A few weeks ago I discovered the beautiful aria "Tu del ciel ministro elleto" from Handel: link. It is part of an oratoria called Trionfo del Tempo e del Disinganno. I borrowed from the local library the complete oratoria, the version from Emmanuele Haïm with Natalie Dessay, Ann Hallenberg, etc.

While following the text with the included booklet I was wondering why one of the character's name 'Disinganno' is translated as Enlightenment in English, as Désillusion in french and as Erkenntnis in German.
Those seem to be 3 different meanings. According to google translate the closest translation to Disinganno is the french one, Désillusion, which is disillusionment in Englisch. The German word Erkenntnis is more something like knowledge and the English translation Enlightenment could be linked to Knowledge (whereby Enlightenment is the consequence of Knowledge), but it could also be something like spiritual enlightenment of course.

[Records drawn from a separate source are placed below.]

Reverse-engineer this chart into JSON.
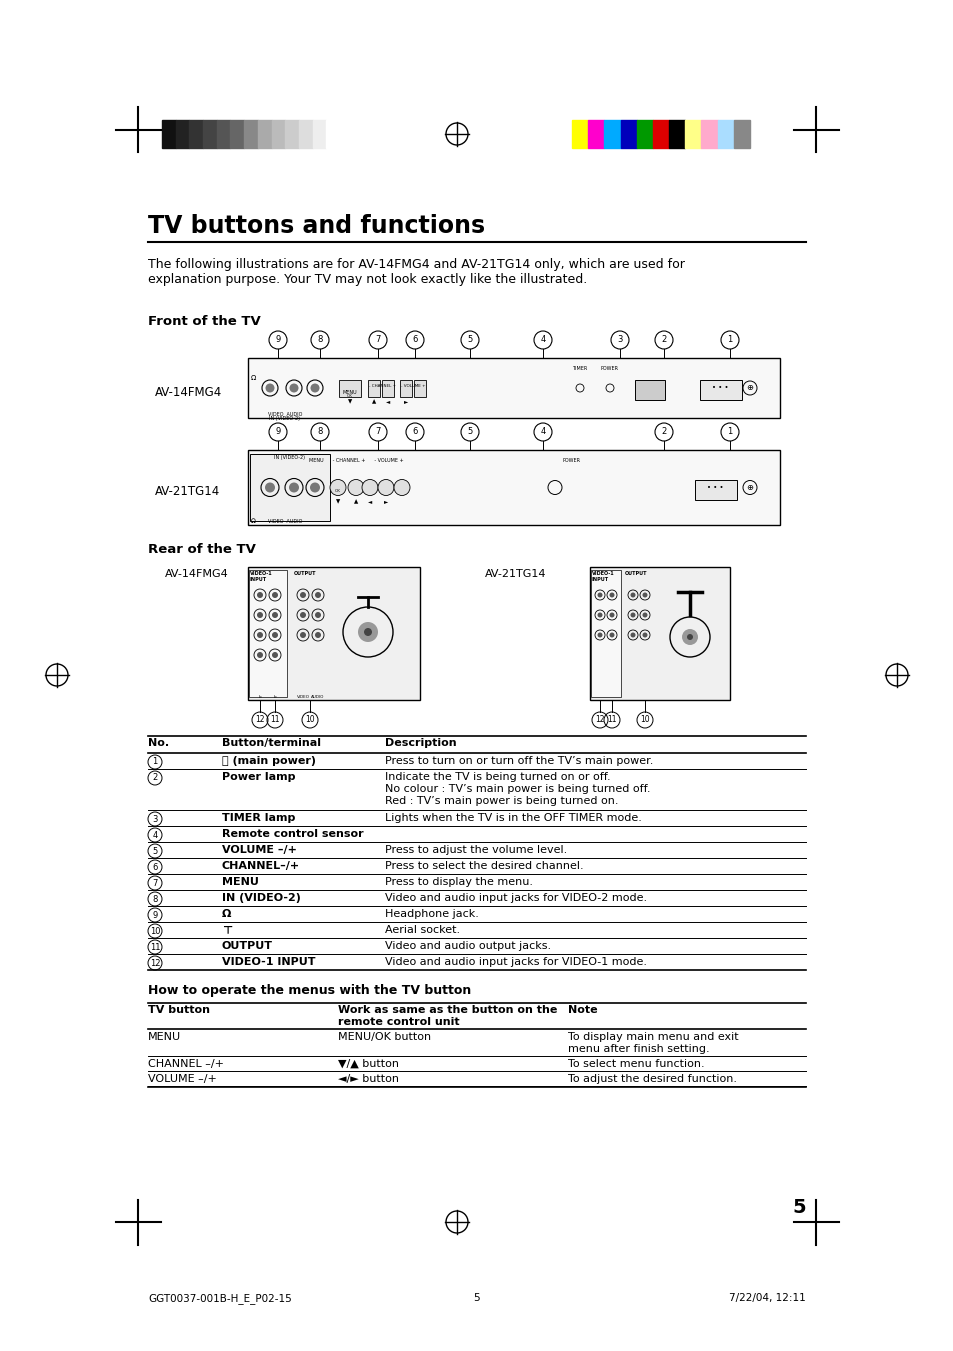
{
  "title": "TV buttons and functions",
  "subtitle": "The following illustrations are for AV-14FMG4 and AV-21TG14 only, which are used for\nexplanation purpose. Your TV may not look exactly like the illustrated.",
  "front_label": "Front of the TV",
  "rear_label": "Rear of the TV",
  "av14_label": "AV-14FMG4",
  "av21_label": "AV-21TG14",
  "page_number": "5",
  "footer_left": "GGT0037-001B-H_E_P02-15",
  "footer_center": "5",
  "footer_right": "7/22/04, 12:11",
  "color_bar_left": [
    "#111111",
    "#222222",
    "#333333",
    "#444444",
    "#555555",
    "#666666",
    "#888888",
    "#aaaaaa",
    "#bbbbbb",
    "#cccccc",
    "#dddddd",
    "#eeeeee",
    "#ffffff"
  ],
  "color_bar_right": [
    "#ffff00",
    "#ff00cc",
    "#00aaff",
    "#0000bb",
    "#009900",
    "#dd0000",
    "#000000",
    "#ffff88",
    "#ffaacc",
    "#aaddff",
    "#888888"
  ],
  "table1_headers": [
    "No.",
    "Button/terminal",
    "Description"
  ],
  "table1_rows": [
    [
      "1",
      "ⓘ (main power)",
      "Press to turn on or turn off the TV’s main power."
    ],
    [
      "2",
      "Power lamp",
      "Indicate the TV is being turned on or off.\nNo colour : TV’s main power is being turned off.\nRed : TV’s main power is being turned on."
    ],
    [
      "3",
      "TIMER lamp",
      "Lights when the TV is in the OFF TIMER mode."
    ],
    [
      "4",
      "Remote control sensor",
      ""
    ],
    [
      "5",
      "VOLUME –/+",
      "Press to adjust the volume level."
    ],
    [
      "6",
      "CHANNEL–/+",
      "Press to select the desired channel."
    ],
    [
      "7",
      "MENU",
      "Press to display the menu."
    ],
    [
      "8",
      "IN (VIDEO-2)",
      "Video and audio input jacks for VIDEO-2 mode."
    ],
    [
      "9",
      "Ω",
      "Headphone jack."
    ],
    [
      "10",
      "⊤",
      "Aerial socket."
    ],
    [
      "11",
      "OUTPUT",
      "Video and audio output jacks."
    ],
    [
      "12",
      "VIDEO-1 INPUT",
      "Video and audio input jacks for VIDEO-1 mode."
    ]
  ],
  "table2_header": "How to operate the menus with the TV button",
  "table2_col_headers": [
    "TV button",
    "Work as same as the button on the\nremote control unit",
    "Note"
  ],
  "table2_rows": [
    [
      "MENU",
      "MENU/OK button",
      "To display main menu and exit\nmenu after finish setting."
    ],
    [
      "CHANNEL –/+",
      "▼/▲ button",
      "To select menu function."
    ],
    [
      "VOLUME –/+",
      "◄/► button",
      "To adjust the desired function."
    ]
  ],
  "bg_color": "#ffffff",
  "text_color": "#000000"
}
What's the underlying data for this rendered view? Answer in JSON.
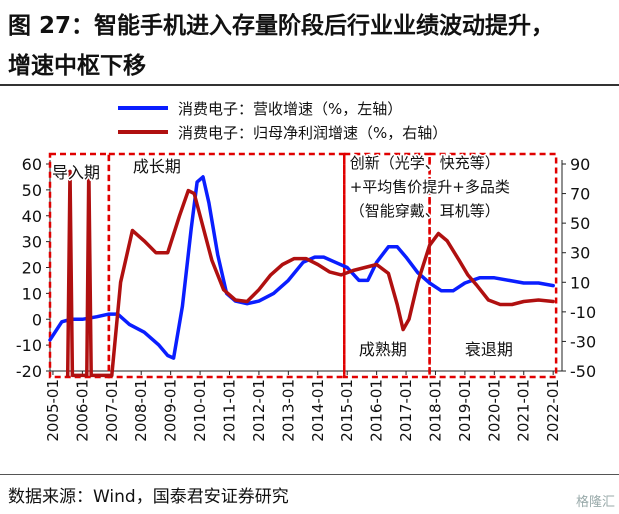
{
  "title": {
    "line1": "图 27：智能手机进入存量阶段后行业业绩波动提升，",
    "line2": "增速中枢下移"
  },
  "source": "数据来源：Wind，国泰君安证券研究",
  "watermark": "格隆汇",
  "colors": {
    "revenue": "#0a1eff",
    "profit": "#b01010",
    "phase_border": "#e00000"
  },
  "chart_data": {
    "type": "line",
    "x": [
      "2005-01",
      "2006-01",
      "2007-01",
      "2008-01",
      "2009-01",
      "2010-01",
      "2011-01",
      "2012-01",
      "2013-01",
      "2014-01",
      "2015-01",
      "2016-01",
      "2017-01",
      "2018-01",
      "2019-01",
      "2020-01",
      "2021-01",
      "2022-01"
    ],
    "xlim": [
      2004.9,
      2022.3
    ],
    "y_left": {
      "ticks": [
        "60",
        "50",
        "40",
        "30",
        "20",
        "10",
        "0",
        "-10",
        "-20"
      ],
      "range": [
        -20,
        60
      ]
    },
    "y_right": {
      "ticks": [
        "90",
        "70",
        "50",
        "30",
        "10",
        "-10",
        "-30",
        "-50"
      ],
      "range": [
        -50,
        90
      ]
    },
    "series": [
      {
        "name": "消费电子：营收增速（%，左轴）",
        "axis": "left",
        "color": "#0a1eff",
        "points": [
          [
            2004.9,
            -8
          ],
          [
            2005.3,
            -1
          ],
          [
            2005.6,
            0
          ],
          [
            2006.0,
            0
          ],
          [
            2006.5,
            1
          ],
          [
            2006.9,
            2
          ],
          [
            2007.2,
            2
          ],
          [
            2007.6,
            -2
          ],
          [
            2008.1,
            -5
          ],
          [
            2008.6,
            -10
          ],
          [
            2008.9,
            -14
          ],
          [
            2009.1,
            -15
          ],
          [
            2009.4,
            5
          ],
          [
            2009.7,
            35
          ],
          [
            2009.9,
            53
          ],
          [
            2010.1,
            55
          ],
          [
            2010.3,
            45
          ],
          [
            2010.6,
            25
          ],
          [
            2010.9,
            10
          ],
          [
            2011.2,
            7
          ],
          [
            2011.6,
            6
          ],
          [
            2012.0,
            7
          ],
          [
            2012.5,
            10
          ],
          [
            2013.0,
            15
          ],
          [
            2013.5,
            22
          ],
          [
            2013.9,
            24
          ],
          [
            2014.2,
            24
          ],
          [
            2014.6,
            22
          ],
          [
            2015.0,
            20
          ],
          [
            2015.4,
            15
          ],
          [
            2015.7,
            15
          ],
          [
            2016.0,
            22
          ],
          [
            2016.4,
            28
          ],
          [
            2016.7,
            28
          ],
          [
            2017.0,
            24
          ],
          [
            2017.4,
            18
          ],
          [
            2017.8,
            14
          ],
          [
            2018.2,
            11
          ],
          [
            2018.6,
            11
          ],
          [
            2019.0,
            14
          ],
          [
            2019.5,
            16
          ],
          [
            2020.0,
            16
          ],
          [
            2020.5,
            15
          ],
          [
            2021.0,
            14
          ],
          [
            2021.5,
            14
          ],
          [
            2022.0,
            13
          ]
        ]
      },
      {
        "name": "消费电子：归母净利润增速（%，右轴）",
        "axis": "right",
        "color": "#b01010",
        "points": [
          [
            2005.5,
            -53
          ],
          [
            2005.58,
            85
          ],
          [
            2005.66,
            -53
          ],
          [
            2006.15,
            -53
          ],
          [
            2006.22,
            88
          ],
          [
            2006.3,
            -53
          ],
          [
            2007.0,
            -53
          ],
          [
            2007.3,
            10
          ],
          [
            2007.7,
            45
          ],
          [
            2008.1,
            38
          ],
          [
            2008.5,
            30
          ],
          [
            2008.9,
            30
          ],
          [
            2009.3,
            55
          ],
          [
            2009.6,
            72
          ],
          [
            2009.8,
            70
          ],
          [
            2010.0,
            55
          ],
          [
            2010.4,
            25
          ],
          [
            2010.8,
            5
          ],
          [
            2011.2,
            -2
          ],
          [
            2011.6,
            -3
          ],
          [
            2012.0,
            5
          ],
          [
            2012.4,
            15
          ],
          [
            2012.8,
            22
          ],
          [
            2013.2,
            26
          ],
          [
            2013.6,
            26
          ],
          [
            2014.0,
            22
          ],
          [
            2014.4,
            17
          ],
          [
            2014.8,
            15
          ],
          [
            2015.2,
            18
          ],
          [
            2015.6,
            20
          ],
          [
            2016.0,
            22
          ],
          [
            2016.4,
            16
          ],
          [
            2016.7,
            -5
          ],
          [
            2016.9,
            -22
          ],
          [
            2017.1,
            -15
          ],
          [
            2017.4,
            10
          ],
          [
            2017.8,
            35
          ],
          [
            2018.1,
            43
          ],
          [
            2018.4,
            38
          ],
          [
            2018.8,
            25
          ],
          [
            2019.1,
            15
          ],
          [
            2019.4,
            8
          ],
          [
            2019.8,
            -2
          ],
          [
            2020.2,
            -5
          ],
          [
            2020.6,
            -5
          ],
          [
            2021.0,
            -3
          ],
          [
            2021.5,
            -2
          ],
          [
            2022.0,
            -3
          ]
        ]
      }
    ],
    "legend": {
      "position": "top-left",
      "entries": [
        "消费电子：营收增速（%，左轴）",
        "消费电子：归母净利润增速（%，右轴）"
      ]
    },
    "phases": [
      {
        "label": "导入期",
        "from": 2004.9,
        "to": 2006.9,
        "label_pos": "top"
      },
      {
        "label": "成长期",
        "from": 2006.9,
        "to": 2014.9,
        "label_pos": "top"
      },
      {
        "label": "成熟期",
        "from": 2014.9,
        "to": 2017.8,
        "label_pos": "bottom"
      },
      {
        "label": "衰退期",
        "from": 2017.8,
        "to": 2022.1,
        "label_pos": "bottom"
      }
    ],
    "annotation_lines": [
      "创新（光学、快充等）",
      "+平均售价提升+多品类",
      "（智能穿戴、耳机等）"
    ],
    "grid": false
  }
}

While I am typing this it seems like the question answered itself already  . Handel being part of the scientific revolution since the 16th century was probably one of those who saw in the gaining of knowledge of the world also a disenchantment of the world. In that way the 4 translations can be linked in a direct way.

Though my question is answered I will still post it, as it might interest someone else.

All the best!


----------



## mamascarlatti (Sep 23, 2009)

Well looking at it purely linguistically, while enlightenment suggests a positive advance towards something, disinganno (dis + inganno) mean being removed from betrayal and deceit - igannare means to deceive and cheat. So it seems to me to have a comppletely different flavour.


----------



## Couac Addict (Oct 16, 2013)

Désillusion can also mean disappointment, depending on the context. Similar, but not quite the same.

...not that any of this brings you closer to an answer


----------



## Marcel (Aug 14, 2014)

I like Bertagnoli's version.


----------